Die European Payments Initiative (EPI) ist ein Zusammenschluss europäischer Zahlungsdienstleister und Banken aus sieben Ländern mit Sitz in Brüssel. Die EPI will ein einheitliches europäisches Zahlungsverfahren für Kunden und Händler etablieren, das unter dem Namen »Wero« am 02. Juli 2024 gestartet ist. Es sieht seine Rechte durch die Domain wero.eu verletzt und startete ein ADR-Verfahren vor der WIPO. Dort trug es, vertreten durch eine Lawfirm, unter anderem vor, man sei Inhaberin einer EU-Marke »WERO«, angemeldet am 31. März 2023 und eingetragen am 15. August 2023. Mit dieser sei die Domain wero.eu identisch. Der Inhaber der Domain und Gegner im ADR-Verfahren habe kein Recht oder berechtigtes Interesse an der Domain und verlange für die Domain überzogene Preise zwischen EUR 250.000,– und über EUR 1 Mio. Der Gegner, Adrien Remacle (BUILDOG) aus Belgien, hielt entgegen, er sei seit über 15 Jahren im Bereich der Software-Entwicklung tätig. Die Domain wero.eu habe er am 12. Juli 2022 für EUR 3.999,– gekauft, bevor die Marke »WERO« angemeldet, eingetragen und bekannt wurde. »Wero« sei einerseits ein Begriff, der als Akronym geeignet sei, andererseits habe er einen detaillierten Businessplan und Entwicklungen für ein Softwareprojekt unter diesem Namen erstellt.

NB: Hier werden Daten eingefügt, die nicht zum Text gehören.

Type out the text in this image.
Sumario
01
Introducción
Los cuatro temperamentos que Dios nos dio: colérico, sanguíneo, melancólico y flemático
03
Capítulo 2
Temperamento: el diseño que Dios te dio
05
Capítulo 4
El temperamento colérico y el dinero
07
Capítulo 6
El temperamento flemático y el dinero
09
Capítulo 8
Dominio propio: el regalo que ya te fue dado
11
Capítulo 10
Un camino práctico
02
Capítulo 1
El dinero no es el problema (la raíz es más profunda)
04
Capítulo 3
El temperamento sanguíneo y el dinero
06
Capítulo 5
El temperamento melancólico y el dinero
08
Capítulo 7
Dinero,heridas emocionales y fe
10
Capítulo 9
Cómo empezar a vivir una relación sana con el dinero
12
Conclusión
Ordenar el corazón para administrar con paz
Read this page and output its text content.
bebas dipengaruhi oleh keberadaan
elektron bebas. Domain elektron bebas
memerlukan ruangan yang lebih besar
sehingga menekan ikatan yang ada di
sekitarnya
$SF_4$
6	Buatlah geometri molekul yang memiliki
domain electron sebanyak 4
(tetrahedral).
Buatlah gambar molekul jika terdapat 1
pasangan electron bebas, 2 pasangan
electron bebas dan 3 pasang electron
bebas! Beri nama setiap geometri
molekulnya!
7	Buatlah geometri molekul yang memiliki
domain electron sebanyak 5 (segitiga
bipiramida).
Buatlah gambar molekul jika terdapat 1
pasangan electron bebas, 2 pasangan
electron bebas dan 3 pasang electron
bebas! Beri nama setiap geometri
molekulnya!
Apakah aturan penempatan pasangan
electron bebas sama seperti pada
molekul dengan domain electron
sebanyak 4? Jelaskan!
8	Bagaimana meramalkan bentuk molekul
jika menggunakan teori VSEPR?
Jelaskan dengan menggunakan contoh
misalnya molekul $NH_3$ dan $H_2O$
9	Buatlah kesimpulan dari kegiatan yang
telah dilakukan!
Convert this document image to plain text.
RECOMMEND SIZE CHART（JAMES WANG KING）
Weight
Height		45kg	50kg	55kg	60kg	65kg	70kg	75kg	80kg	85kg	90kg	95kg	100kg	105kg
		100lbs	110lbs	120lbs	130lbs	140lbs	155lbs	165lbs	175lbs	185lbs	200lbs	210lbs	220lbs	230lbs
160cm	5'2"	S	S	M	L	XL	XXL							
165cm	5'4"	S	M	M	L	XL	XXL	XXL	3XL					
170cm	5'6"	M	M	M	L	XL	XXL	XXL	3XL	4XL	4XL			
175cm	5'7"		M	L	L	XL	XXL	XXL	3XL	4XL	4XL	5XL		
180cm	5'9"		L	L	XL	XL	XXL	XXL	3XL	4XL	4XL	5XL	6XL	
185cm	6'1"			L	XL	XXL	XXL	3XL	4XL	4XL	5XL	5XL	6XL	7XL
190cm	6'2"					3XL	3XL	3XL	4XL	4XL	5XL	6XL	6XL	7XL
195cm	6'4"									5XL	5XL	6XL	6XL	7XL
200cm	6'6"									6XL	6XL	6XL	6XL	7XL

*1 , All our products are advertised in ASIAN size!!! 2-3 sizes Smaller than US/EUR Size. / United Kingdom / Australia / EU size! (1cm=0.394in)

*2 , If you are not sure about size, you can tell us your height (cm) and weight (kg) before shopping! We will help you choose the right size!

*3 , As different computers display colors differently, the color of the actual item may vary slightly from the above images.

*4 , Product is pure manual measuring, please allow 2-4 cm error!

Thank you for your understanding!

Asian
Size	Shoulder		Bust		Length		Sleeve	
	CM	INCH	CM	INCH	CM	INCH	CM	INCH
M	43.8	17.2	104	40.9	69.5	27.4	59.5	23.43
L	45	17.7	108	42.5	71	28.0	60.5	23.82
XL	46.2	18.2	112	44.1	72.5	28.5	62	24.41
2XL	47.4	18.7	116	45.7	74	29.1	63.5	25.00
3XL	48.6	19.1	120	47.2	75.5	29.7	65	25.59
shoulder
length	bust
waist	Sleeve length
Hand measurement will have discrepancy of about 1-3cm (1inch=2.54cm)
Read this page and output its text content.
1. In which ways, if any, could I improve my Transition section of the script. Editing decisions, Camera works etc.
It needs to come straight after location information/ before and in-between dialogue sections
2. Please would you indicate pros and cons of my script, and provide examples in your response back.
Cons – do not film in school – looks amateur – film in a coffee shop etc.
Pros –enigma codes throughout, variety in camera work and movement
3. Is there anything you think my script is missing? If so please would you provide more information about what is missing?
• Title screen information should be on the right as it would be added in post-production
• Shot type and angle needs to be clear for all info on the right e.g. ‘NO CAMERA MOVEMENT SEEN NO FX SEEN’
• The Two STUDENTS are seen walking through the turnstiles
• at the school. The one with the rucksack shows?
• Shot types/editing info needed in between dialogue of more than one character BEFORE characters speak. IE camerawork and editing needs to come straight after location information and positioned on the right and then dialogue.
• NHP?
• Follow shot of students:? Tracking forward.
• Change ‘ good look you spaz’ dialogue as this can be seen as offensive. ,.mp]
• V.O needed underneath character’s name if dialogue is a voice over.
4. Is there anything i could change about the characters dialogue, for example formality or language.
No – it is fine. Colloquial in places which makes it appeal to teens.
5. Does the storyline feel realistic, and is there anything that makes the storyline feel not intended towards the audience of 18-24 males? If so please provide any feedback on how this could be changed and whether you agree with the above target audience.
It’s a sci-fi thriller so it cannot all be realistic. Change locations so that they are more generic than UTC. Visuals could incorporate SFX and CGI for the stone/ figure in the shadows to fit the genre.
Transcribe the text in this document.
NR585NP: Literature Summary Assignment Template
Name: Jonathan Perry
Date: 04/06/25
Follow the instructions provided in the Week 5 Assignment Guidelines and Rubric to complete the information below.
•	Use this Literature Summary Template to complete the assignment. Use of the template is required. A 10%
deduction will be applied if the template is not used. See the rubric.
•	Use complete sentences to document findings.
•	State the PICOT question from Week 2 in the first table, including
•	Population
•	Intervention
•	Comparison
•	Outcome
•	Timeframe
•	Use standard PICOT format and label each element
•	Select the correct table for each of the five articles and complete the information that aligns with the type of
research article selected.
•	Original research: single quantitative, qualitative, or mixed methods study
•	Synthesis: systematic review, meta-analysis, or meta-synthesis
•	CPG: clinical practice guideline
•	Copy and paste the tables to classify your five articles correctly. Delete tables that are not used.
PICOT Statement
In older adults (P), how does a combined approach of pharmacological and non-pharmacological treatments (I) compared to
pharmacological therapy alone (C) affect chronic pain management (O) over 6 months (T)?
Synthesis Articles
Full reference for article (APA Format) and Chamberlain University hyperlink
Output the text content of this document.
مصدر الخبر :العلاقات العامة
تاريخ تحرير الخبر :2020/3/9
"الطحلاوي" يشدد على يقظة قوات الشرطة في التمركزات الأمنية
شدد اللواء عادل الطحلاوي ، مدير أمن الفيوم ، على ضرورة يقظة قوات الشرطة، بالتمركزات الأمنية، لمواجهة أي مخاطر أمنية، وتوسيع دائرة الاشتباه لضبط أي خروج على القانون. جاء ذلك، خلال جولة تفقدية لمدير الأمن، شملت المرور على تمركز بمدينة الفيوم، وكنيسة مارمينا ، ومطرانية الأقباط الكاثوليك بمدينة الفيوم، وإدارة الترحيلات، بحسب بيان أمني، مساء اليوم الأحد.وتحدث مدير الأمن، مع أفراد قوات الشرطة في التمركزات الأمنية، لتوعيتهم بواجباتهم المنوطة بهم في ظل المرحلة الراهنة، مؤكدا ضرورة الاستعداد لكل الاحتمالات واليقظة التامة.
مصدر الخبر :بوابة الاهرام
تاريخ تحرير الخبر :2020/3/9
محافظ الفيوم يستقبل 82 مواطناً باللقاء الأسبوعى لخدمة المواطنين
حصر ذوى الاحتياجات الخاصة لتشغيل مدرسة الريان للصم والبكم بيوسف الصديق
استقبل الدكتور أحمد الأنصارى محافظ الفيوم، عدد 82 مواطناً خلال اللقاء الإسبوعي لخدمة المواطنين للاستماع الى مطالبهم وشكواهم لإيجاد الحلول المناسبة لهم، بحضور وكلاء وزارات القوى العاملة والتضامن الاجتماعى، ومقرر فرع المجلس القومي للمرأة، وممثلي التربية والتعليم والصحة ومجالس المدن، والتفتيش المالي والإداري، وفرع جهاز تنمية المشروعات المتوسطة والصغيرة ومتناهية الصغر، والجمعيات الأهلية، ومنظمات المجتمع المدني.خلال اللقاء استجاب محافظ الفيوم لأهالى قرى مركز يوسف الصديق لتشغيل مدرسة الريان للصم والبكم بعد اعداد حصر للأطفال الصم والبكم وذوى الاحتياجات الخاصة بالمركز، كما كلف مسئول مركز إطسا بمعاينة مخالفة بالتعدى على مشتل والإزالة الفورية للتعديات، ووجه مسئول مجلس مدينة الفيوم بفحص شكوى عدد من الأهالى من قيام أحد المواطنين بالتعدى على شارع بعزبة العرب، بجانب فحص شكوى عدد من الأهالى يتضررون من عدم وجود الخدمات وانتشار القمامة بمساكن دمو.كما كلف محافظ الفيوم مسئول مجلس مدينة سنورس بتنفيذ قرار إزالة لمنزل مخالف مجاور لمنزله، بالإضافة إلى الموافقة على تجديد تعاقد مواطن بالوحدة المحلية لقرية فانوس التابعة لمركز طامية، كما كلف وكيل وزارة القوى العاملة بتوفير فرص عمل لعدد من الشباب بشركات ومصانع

Die Verzögerung dieses Projekts sei auf ernsthafte Gesundheitsprobleme seit Anfang 2023 zurückzuführen, die ihn gezwungen hätten, seine Aktivitäten bis Ende 2024 auszusetzen. Hinsichtlich der Preisverhandlungen erklärte er, es seien von der Beschwerdeführerin beauftragte Broker an ihn herangetreten, die beharrliche Anfragen stellten und ihn dann ungenaue Aussagen unterstellten. Der Gegner beantragte die Abweisung der Beschwerde und Feststellung eines Reverse Domain Name Hijacking (RDNH). Den Streit entschied ein Dreierpanel bestehend aus dem belgischen Rechtsanwalt und Professor Alain Strowel als Vorsitzendem und den Beisitzenden, dem belgischen Jurist Geert Glas und dem Brüsseler Rechtsanwalt Flip Jan Claude Petillion.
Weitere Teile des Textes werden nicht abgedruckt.